3. Setup and run the study

Once question is setup with the relevant html and javascript, it can simply be copied into a new question for each profile you want to show. The HTML doesn't need to be changed, but the javascript should be commented/uncommented to draw the relevant seeds and store the feature values in the relevant embedded data field.

There is one very important final issue that must be addressed for this to work correctly. In the "Look & Feel" settings of the survey, you have to set "Page Transitions" to "none"

look-and-feel

This prevents "preloading" of the javascript (and thus failure of the the whole thing).
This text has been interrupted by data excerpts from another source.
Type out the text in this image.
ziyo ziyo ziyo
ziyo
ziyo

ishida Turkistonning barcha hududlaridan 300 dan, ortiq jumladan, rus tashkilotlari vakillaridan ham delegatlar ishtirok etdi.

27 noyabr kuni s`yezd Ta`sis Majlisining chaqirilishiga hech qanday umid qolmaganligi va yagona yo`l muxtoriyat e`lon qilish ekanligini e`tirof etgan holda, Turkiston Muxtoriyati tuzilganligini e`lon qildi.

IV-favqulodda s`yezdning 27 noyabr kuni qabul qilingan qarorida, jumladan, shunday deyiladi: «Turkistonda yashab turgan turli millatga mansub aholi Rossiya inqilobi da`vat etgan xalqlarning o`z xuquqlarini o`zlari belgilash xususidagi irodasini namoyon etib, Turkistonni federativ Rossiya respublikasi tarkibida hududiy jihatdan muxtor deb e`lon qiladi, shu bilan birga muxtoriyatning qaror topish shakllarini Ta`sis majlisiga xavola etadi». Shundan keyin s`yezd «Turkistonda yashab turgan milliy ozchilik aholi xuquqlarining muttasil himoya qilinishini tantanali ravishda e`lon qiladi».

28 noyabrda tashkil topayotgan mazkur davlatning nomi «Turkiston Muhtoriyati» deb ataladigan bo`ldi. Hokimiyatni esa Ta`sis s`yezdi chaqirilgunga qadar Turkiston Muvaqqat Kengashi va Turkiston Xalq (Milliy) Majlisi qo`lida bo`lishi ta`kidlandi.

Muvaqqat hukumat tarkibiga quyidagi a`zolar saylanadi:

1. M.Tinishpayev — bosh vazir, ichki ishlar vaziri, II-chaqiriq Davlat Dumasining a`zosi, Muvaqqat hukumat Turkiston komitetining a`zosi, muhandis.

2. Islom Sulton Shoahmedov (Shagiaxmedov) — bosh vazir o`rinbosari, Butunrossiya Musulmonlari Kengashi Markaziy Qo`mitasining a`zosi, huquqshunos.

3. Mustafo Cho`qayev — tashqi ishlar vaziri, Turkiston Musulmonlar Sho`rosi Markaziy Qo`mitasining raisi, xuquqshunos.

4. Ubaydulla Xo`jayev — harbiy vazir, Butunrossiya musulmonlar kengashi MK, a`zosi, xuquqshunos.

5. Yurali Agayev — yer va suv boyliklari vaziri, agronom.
(Note: There is some argumentation online about whether setting an additional query string argument in the survey URL (specifically, Q_JFE=0) will solve this. In my experience, it does not; and it also has the consequence of making surveys behave weirdly on mobile devices. The page transitions is a pretty small price to pay for getting this to otherwise work.)

With that done, the survey should be good to go!

4. Analyze

The resulting feature values come out in the output data as a character variable named for the embedded data fields. These look like:

60|Female|Asian American|Jewish|U.S. Senator|Republican|Served|Community college|Slightly support|Slightly support|Slightly oppose|Strongly support|Slightly oppose

You can then use simple string manipulation to convert these to separate variables. In Stata it would be something like:

split trait1a, parse(|)

In R, there are multiple strategies but something like:

do.call(rbind.data.frame, strsplit(d[["trait1a"]], "\\|"))
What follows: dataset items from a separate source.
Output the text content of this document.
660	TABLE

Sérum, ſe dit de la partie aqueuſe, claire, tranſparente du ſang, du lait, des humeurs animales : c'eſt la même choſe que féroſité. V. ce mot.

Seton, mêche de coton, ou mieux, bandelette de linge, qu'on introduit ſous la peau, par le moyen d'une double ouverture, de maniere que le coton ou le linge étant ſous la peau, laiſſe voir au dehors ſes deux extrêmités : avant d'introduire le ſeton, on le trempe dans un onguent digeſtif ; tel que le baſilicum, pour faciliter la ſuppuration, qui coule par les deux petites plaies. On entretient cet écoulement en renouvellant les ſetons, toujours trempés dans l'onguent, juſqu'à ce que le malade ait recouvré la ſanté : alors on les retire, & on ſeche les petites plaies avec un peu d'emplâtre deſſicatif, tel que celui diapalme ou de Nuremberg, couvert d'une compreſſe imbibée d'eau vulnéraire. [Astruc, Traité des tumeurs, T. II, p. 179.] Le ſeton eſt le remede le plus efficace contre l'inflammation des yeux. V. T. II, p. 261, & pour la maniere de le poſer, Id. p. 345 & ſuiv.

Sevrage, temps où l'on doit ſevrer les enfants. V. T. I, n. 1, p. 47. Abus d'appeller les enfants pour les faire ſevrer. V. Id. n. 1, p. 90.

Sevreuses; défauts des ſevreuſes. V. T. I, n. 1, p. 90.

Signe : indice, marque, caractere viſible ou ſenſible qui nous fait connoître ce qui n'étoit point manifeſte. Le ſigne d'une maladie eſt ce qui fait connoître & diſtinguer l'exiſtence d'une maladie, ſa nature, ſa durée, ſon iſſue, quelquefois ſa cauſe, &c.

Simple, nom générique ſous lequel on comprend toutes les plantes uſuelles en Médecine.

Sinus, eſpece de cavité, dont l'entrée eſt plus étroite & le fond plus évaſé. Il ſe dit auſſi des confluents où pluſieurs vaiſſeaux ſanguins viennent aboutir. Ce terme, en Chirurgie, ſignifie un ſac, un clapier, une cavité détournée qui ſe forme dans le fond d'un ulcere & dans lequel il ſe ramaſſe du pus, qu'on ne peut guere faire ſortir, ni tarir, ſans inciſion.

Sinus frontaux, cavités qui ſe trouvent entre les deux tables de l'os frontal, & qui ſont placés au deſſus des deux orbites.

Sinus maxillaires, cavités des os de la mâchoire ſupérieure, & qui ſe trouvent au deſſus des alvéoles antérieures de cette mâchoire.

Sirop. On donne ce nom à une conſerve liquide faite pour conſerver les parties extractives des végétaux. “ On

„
would give you a data frame that could be cbind()-ed on to the original data frame.

With that setup, you can simply analyze the data using regular regression analysis where the new variables are used as regressors.


Thanks to Kyle Dropp for guidance on how to do this! And thanks to Isaac from Qualtrics support for help getting the page transition addressed in June 2017.